Photo: Public Domain

In April, the company changed its rules, dropping its requirements for drivers to have a passenger (P) endorsement for their licence, or a certificate of fitness for their car.

NZTA has warned the app-based ride service that it is operating illegally because many of its drivers do not have the passenger endorsements - a special licence which includes police vetting.

The agency has sent out 1700 letters to Uber drivers telling them of the rules.

Uber head of operations Richard Menzies said it had alternative ways to meet the same safety requirements as the Transport Agency endorsement.

Mr Menzies told Morning Report the company ran Ministry of Justice criminal history and Transport Agency driving history checks on its drivers.

"With the criminal processing checks that we are running through the Ministry of Justice and the NZTA ... we hold a very high standard.

"We won't accept any disclosable record on the platform and their driving history has a very high standard as well - no loss of life, no drunk driving offences, anything along those lines."

But NZTA said that was only a small part of what drivers would normally go through in a vetting process and some passengers could be at risk.

Other checks include charges laid by police but not yet heard in court and any history of behavioural problems and compaints made to police.
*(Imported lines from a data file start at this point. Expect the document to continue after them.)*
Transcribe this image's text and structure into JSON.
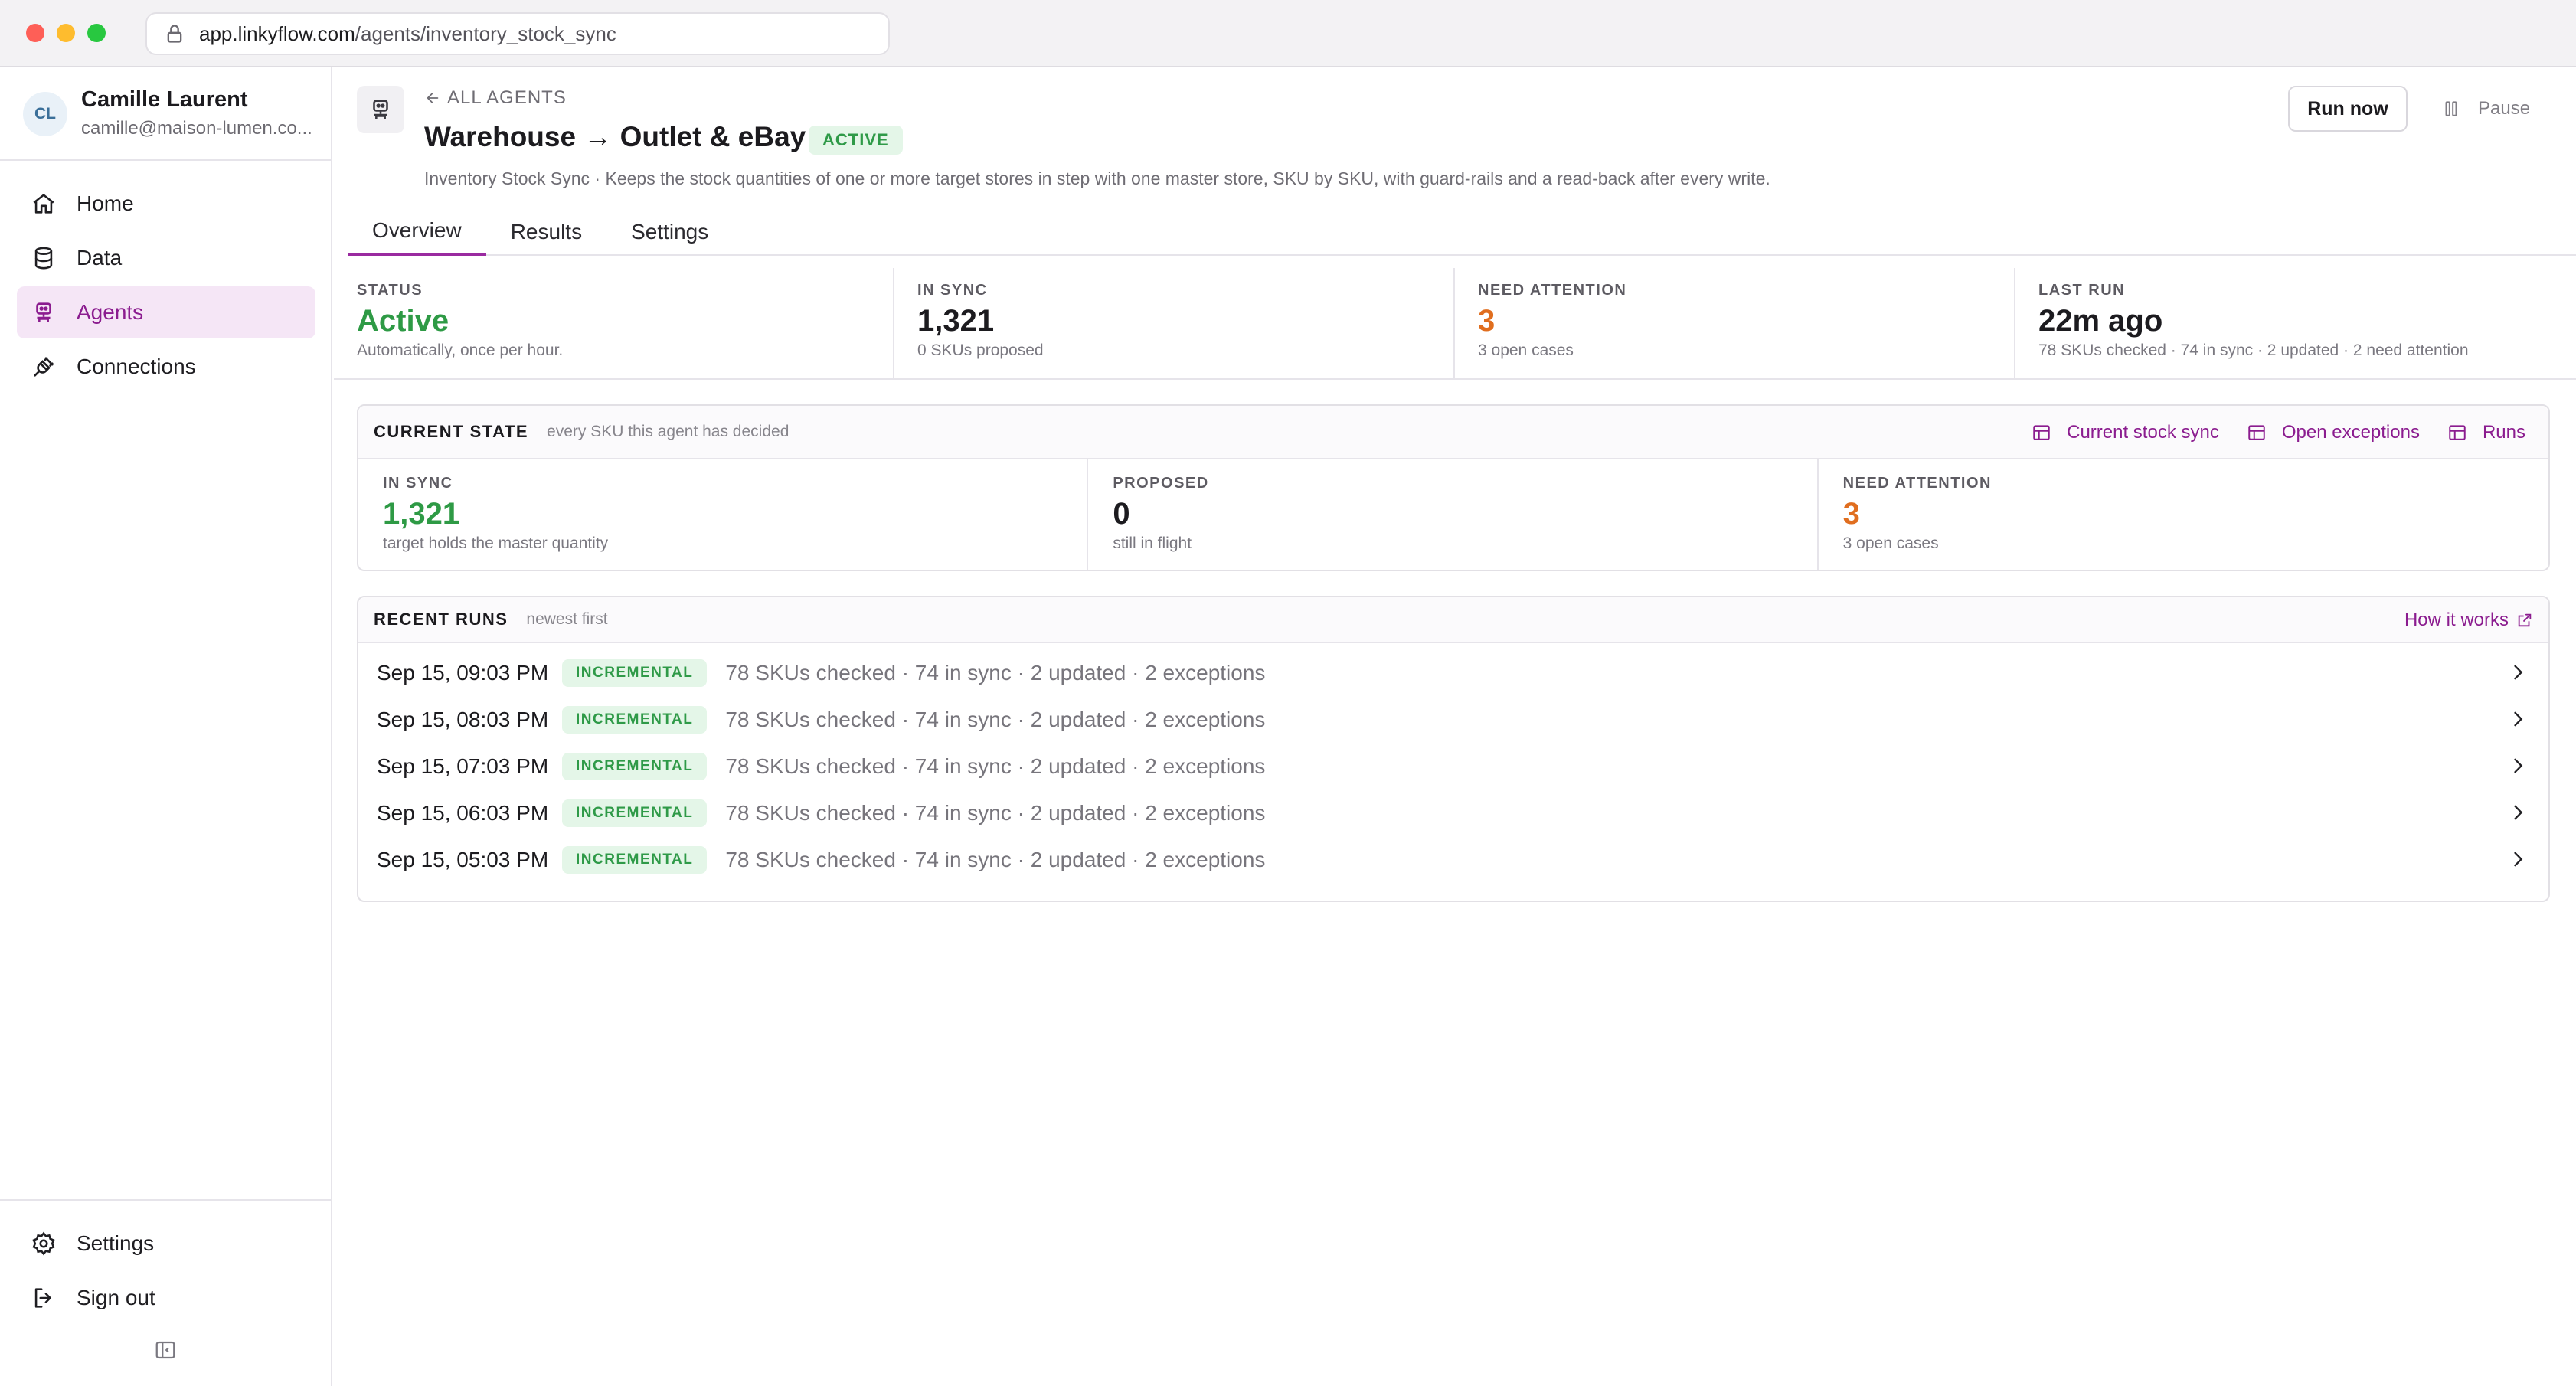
{
  "browser": {
    "url_host": "app.linkyflow.com",
    "url_path": "/agents/inventory_stock_sync"
  },
  "user": {
    "initials": "CL",
    "name": "Camille Laurent",
    "email": "camille@maison-lumen.co..."
  },
  "sidebar": {
    "items": [
      {
        "label": "Home",
        "icon": "home-icon"
      },
      {
        "label": "Data",
        "icon": "database-icon"
      },
      {
        "label": "Agents",
        "icon": "agent-icon",
        "active": true
      },
      {
        "label": "Connections",
        "icon": "plug-icon"
      }
    ],
    "bottom": [
      {
        "label": "Settings",
        "icon": "gear-icon"
      },
      {
        "label": "Sign out",
        "icon": "sign-out-icon"
      }
    ]
  },
  "header": {
    "back_label": "ALL AGENTS",
    "title": "Warehouse → Outlet & eBay",
    "status_badge": "ACTIVE",
    "description": "Inventory Stock Sync · Keeps the stock quantities of one or more target stores in step with one master store, SKU by SKU, with guard-rails and a read-back after every write.",
    "run_now_label": "Run now",
    "pause_label": "Pause"
  },
  "tabs": [
    {
      "label": "Overview",
      "active": true
    },
    {
      "label": "Results"
    },
    {
      "label": "Settings"
    }
  ],
  "stats": [
    {
      "label": "STATUS",
      "value": "Active",
      "sub": "Automatically, once per hour.",
      "color": "#2e9a45"
    },
    {
      "label": "IN SYNC",
      "value": "1,321",
      "sub": "0 SKUs proposed",
      "color": "#1c1b1f"
    },
    {
      "label": "NEED ATTENTION",
      "value": "3",
      "sub": "3 open cases",
      "color": "#e06e1f"
    },
    {
      "label": "LAST RUN",
      "value": "22m ago",
      "sub": "78 SKUs checked · 74 in sync · 2 updated · 2 need attention",
      "color": "#1c1b1f"
    }
  ],
  "current_state": {
    "title": "CURRENT STATE",
    "subtitle": "every SKU this agent has decided",
    "links": [
      "Current stock sync",
      "Open exceptions",
      "Runs"
    ],
    "columns": [
      {
        "label": "IN SYNC",
        "value": "1,321",
        "sub": "target holds the master quantity",
        "color": "#2e9a45"
      },
      {
        "label": "PROPOSED",
        "value": "0",
        "sub": "still in flight",
        "color": "#1c1b1f"
      },
      {
        "label": "NEED ATTENTION",
        "value": "3",
        "sub": "3 open cases",
        "color": "#e06e1f"
      }
    ]
  },
  "recent_runs": {
    "title": "RECENT RUNS",
    "subtitle": "newest first",
    "how_label": "How it works",
    "rows": [
      {
        "date": "Sep 15, 09:03 PM",
        "badge": "INCREMENTAL",
        "summary": "78 SKUs checked · 74 in sync · 2 updated · 2 exceptions"
      },
      {
        "date": "Sep 15, 08:03 PM",
        "badge": "INCREMENTAL",
        "summary": "78 SKUs checked · 74 in sync · 2 updated · 2 exceptions"
      },
      {
        "date": "Sep 15, 07:03 PM",
        "badge": "INCREMENTAL",
        "summary": "78 SKUs checked · 74 in sync · 2 updated · 2 exceptions"
      },
      {
        "date": "Sep 15, 06:03 PM",
        "badge": "INCREMENTAL",
        "summary": "78 SKUs checked · 74 in sync · 2 updated · 2 exceptions"
      },
      {
        "date": "Sep 15, 05:03 PM",
        "badge": "INCREMENTAL",
        "summary": "78 SKUs checked · 74 in sync · 2 updated · 2 exceptions"
      }
    ]
  },
  "colors": {
    "accent": "#8b1c8f",
    "success": "#2e9a45",
    "warning": "#e06e1f"
  }
}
But Mr Menzies said the passenger endorsement was a "subjective test" and although Uber's process was different to that of NZTA, "in a number of ways it's actually a higher standard".

"With a passenger endorsement you can actually come onto the road with certain criminal records in the past," he said.

Mr Menzies would not answer questions about the legality of the company's process nor whether Uber would pay any fines of its drivers who did not meet the passenger endorsement.

He said Uber wanted to work with the government on new rules because meeting current regulations was too expensive for most people to sign up as part-time drivers.

"By launching the processes we've put in place, we've actually shown the government there are these alternative ways of meeting the safety standards required to offer a passenger service."

Transport Minister Simon Bridges said yesterday the government had tried to create flexible laws to accommodate new transport technology and it was sad to see the rules weren't always being followed.

"What is also clear is that in terms of some Uber drivers, that is not happening - they are driving without the passenger endorsement, and this to some extent is part of their business model.

"What is clear is, in New Zealand, we follow the rules, and we expect the rules to be enforced."